Libertés fondamentales.

Ces dernières ont été le principal enjeu des crises politiques qui ont secoué l’ancienne colonie britannique depuis la rétrocession.

La première crise fut discrète et feutrée, mais se traduisit par la démission, en avril 2001, d’Anson Chan, la très respectée Secrétaire Générale de l’administration qui s’insurgeait contre les constantes interventions de Pékin pour limiter la liberté d’expression.

En avril 2000, elle fit un discours de 4 heures, pour souligner l’importance de la liberté de la presse, en réponse aux propositions de Wang Fengchao, directeur adjoint du bureau de liaison chinois à Hong Kong, de limiter la liberté d’expression par l’Article 23, visant à « protéger la Chine contre les actes de trahison et de subversion ».

L’échange marquait l’apogée d’une querelle commencée en 1999 lorsque la Radio Télévision de Hong Kong produisait une émission discutant librement des relations de la Chine avec Taïwan, une initiative défendue par Anson Chan, mais placée sous le feu des critiques officielles chinoises à Hong Kong et Pékin.

La deuxième crise fut violente et aboutit, deux années après son déclenchement, à la relève en 2005 par Pékin, du premier Chef de l’exécutif Tung Chee Hwa nommé en 1997. La controverse de 2003 avait elle aussi pour objet l’Article 23 sur la sécurité, inacceptable pour la majorité des Hong Kongais.

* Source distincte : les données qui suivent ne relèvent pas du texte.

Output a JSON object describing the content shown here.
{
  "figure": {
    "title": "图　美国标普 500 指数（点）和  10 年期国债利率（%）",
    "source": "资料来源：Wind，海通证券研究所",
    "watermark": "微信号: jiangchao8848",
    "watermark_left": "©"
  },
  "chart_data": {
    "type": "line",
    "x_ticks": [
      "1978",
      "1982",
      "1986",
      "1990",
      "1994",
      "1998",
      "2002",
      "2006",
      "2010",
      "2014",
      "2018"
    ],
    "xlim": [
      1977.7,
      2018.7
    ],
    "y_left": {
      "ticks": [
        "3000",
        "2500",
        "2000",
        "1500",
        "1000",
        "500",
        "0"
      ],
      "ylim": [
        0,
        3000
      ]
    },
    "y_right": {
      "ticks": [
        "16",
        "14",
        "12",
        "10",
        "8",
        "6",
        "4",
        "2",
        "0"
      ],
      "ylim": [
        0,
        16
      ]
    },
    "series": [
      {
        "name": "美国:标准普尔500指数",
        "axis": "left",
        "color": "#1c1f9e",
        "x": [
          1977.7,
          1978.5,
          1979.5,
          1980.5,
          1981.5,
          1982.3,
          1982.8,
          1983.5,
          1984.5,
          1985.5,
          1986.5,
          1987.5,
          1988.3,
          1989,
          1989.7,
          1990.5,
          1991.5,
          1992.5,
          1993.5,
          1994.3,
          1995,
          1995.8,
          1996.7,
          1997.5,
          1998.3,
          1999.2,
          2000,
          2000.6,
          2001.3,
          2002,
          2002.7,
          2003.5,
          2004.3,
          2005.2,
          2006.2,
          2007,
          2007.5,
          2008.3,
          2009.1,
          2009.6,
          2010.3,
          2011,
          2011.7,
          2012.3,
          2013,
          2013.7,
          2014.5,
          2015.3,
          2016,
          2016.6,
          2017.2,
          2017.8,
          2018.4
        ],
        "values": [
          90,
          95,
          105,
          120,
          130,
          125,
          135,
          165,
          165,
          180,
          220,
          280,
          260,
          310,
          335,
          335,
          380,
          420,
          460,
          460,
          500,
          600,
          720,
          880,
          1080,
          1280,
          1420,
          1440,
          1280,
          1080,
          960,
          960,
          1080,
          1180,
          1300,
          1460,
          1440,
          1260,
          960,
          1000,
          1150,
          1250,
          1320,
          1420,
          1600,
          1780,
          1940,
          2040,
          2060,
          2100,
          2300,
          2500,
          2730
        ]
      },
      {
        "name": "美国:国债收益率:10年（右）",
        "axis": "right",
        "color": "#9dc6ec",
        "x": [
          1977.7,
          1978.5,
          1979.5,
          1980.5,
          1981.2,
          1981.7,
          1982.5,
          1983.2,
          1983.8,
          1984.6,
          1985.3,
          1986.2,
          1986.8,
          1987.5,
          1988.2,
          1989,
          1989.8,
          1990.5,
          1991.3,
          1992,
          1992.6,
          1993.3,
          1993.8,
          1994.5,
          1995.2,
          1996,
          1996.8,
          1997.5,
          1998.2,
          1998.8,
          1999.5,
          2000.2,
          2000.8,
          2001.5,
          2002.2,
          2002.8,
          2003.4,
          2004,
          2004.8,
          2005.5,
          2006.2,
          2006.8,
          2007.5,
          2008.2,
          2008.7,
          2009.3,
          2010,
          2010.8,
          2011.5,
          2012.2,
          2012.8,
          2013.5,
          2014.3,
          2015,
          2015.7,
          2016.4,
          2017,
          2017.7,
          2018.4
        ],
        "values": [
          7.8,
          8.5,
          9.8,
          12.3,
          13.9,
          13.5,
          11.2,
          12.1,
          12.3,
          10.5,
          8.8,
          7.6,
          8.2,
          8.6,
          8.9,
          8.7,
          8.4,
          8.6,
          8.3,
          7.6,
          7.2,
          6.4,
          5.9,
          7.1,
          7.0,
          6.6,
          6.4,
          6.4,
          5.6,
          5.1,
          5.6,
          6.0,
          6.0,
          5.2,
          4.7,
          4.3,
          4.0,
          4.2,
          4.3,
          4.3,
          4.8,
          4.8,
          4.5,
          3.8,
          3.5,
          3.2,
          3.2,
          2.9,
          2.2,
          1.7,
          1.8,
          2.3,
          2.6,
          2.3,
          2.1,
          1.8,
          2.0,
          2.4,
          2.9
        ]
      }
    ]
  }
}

Ces derniers descendirent en masse dans la rue pour dénoncer les menaces contre la liberté de presse et d’information.

Réforme électorale.

En novembre 2009, le gouvernement de Hong Kong a fait entériner une réforme qui portait le nombre d’électeurs du Collège électoral de 800 à 1200 ; et en 2010, après un dialogue avec Pékin, il a été décidé d’augmenter le nombre de membres du Legco de 60 à 70, en ajoutant un siège à chacune des 5 circonscriptions géographiques et 5 sièges aux représentants socio-économiques qui forment à eux deux la représentation législative de la R.A.S.

Cette réforme constituait un progrès démocratique à la marge et avait provoqué une scission au sein de l’opposition. Elle ne corrigeait en effet pas les dispositions permettant à Pékin de contrôler le système politique de la R.A.S par le biais d’un Collège électoral sous influence et du Conseil Législatif, composé en majeure partie de représentants de la communauté d’affaires, économique et commerciale, largement acquise aux visées politiques de Pékin.

Toutefois, mise en œuvre pour l’élection de Leung en 2012, elle a une valeur symbolique car elle témoigne de la volonté de l’élite politique de la R.A.S de promouvoir les réformes démocratiques. Stricto sensu, elle autorise l’administration à mettre en œuvre le suffrage universel en 2017 pour l’élection du Chef de l’exécutif, et en 2020 pour celle du Conseil Législatif.

Avec cette importante restriction que la Loi fondamentale, qui, en effet, envisage à terme la mise en place d’un système démocratique avec élections directes (Art 45 et 68), stipule cependant que la réforme que Pékin doit entériner, devra « être menée à la lumière de la situation réelle à Hong Kong, et d’une manière graduelle garantissant à la fois les progrès et l’ordre ». Enfin, la réforme requiert l’accord du Chef de l’exécutif et d’une majorité des 2/3 du Conseil Législatif.

L’opposition démocratique.

Les partisans de la démocratie sont divisés entre le Parti Démocratique et un groupe de radicaux (Ligue des socio-démocrates, Pouvoir du Peuple et Parti civique) qui donnent souvent de la voix dans les meetings, interrompant les discours, prenant la tête de manifestations bruyantes et parfois brutales.

Cette mouvance, qui a pris de l’ampleur à la faveur des manifestations de 2003 et 2004 contre la Loi anti subversion, a rejeté les réformes mises en œuvres en 2009 et 2010 et provoqué la division de l’opposition.

Les deux factions se sont cependant retrouvées pour rejeter les deux candidats dos à dos en amont du scrutin. Lors d’un simulacre d’élections organisé avant le vote par l’Université de Hong Kong 50% des 223 000 votes exprimés étaient des bulletins blancs.